The metal surface treating agent of the present invention can be suitably used for aluminum or aluminum alloy for automobiles since a coating film having excellent corrosion resistance and adhesion can be obtained after coating.

──────────────────────────────────────────────────続 き Continued on the front page (51) Int.Cl. ⁷ Identification symbol FI Theme coat ゛ (Reference) C08L 83/08 C08L 83/08 101/08 101/08 (72) Inventor Satoshi Nishimura Minami Shinagawa, Shinagawa-ku, Tokyo 4-1-1-15 Nippon Paint Co., Ltd. (72) Inventor Kenji Tsuge 4-1-1-15 Minato Shinagawa, Shinagawa-ku, Tokyo Japan (72) Inventor Satoshi Miyamoto 4 Minamishinagawa, Shinagawa-ku, Tokyo No. 1-115 Japan Paint Co., Ltd. F term (reference) 4J002 BC041 BC071 BC091 BG011 BG041 BG051 BG061 BG131 BH021 CP092 DD018 DD037 EX076 GH02 4K044 AA06 AB02 BA21 BB01 BC02 BC04 CA53

Claims (7)

[Claims] 1. A carboxyl group-containing resin (a) having a content of 0.06 to 3%, a zirconium compound (b) having a Zr content of 0.07 to 3.6% and an imidazole silane compound (c) having a content of 0.06 to 3% by weight. A metal surface treatment agent characterized in that the metal surface treatment agent is contained in an amount of from 6 to 3%. 2. A carboxyl group-containing resin (a) in an amount of 0.06 to 3%, a zirconium compound (b) in an amount of 0.07 to 3.6% as Zr, and a substituted or unsubstituted imidazole (d) on a weight basis.
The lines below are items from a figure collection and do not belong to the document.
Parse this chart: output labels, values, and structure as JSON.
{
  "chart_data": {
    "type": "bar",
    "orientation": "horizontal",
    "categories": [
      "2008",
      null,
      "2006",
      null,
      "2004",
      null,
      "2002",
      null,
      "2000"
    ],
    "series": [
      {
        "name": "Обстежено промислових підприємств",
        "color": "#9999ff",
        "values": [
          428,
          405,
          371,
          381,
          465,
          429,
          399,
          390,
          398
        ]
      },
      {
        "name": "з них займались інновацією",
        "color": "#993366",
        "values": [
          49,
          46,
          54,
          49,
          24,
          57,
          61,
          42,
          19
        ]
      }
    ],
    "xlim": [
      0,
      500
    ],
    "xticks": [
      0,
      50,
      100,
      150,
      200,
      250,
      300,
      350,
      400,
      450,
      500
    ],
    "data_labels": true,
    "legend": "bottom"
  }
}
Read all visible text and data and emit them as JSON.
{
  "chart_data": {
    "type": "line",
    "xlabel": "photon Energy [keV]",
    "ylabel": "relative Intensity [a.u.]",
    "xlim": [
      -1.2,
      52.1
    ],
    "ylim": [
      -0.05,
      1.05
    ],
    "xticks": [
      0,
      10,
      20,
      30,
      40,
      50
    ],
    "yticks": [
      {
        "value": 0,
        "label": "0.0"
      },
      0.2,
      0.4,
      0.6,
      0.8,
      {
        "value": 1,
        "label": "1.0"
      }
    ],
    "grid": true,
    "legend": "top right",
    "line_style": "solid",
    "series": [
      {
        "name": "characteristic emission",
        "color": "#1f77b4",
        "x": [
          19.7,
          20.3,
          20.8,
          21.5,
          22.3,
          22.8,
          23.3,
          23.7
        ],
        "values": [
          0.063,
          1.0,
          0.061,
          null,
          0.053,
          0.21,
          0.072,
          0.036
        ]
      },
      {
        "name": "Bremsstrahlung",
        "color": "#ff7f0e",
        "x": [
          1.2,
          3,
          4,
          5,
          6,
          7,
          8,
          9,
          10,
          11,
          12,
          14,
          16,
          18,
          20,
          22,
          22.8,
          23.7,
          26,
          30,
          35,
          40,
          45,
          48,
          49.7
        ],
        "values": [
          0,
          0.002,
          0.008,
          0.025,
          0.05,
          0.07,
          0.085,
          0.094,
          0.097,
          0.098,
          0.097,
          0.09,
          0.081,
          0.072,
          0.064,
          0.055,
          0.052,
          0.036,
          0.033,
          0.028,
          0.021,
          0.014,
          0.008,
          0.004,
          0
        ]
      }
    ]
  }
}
And 0.03 to 2.4% of amino-modified silicone (e). 3. The metal surface treating agent according to claim 1, wherein the carboxyl group-containing resin (a) is a water-soluble acrylic resin. 4. The metal surface treating agent according to claim 1, wherein the zirconium compound (b) is a fluorozirconium compound having four or more fluorine atoms. 5. The method according to claim 1, wherein said hydrofluoric acid (f) is 0.01 to 1
The metal surface treating agent according to claim 1, wherein 6. The metal surface treating agent according to claim 1, wherein the applied metal is aluminum or an aluminum alloy. 7. Aluminum or aluminum alloy,
The metal surface treating agent according to claim 6, which is used for automobiles.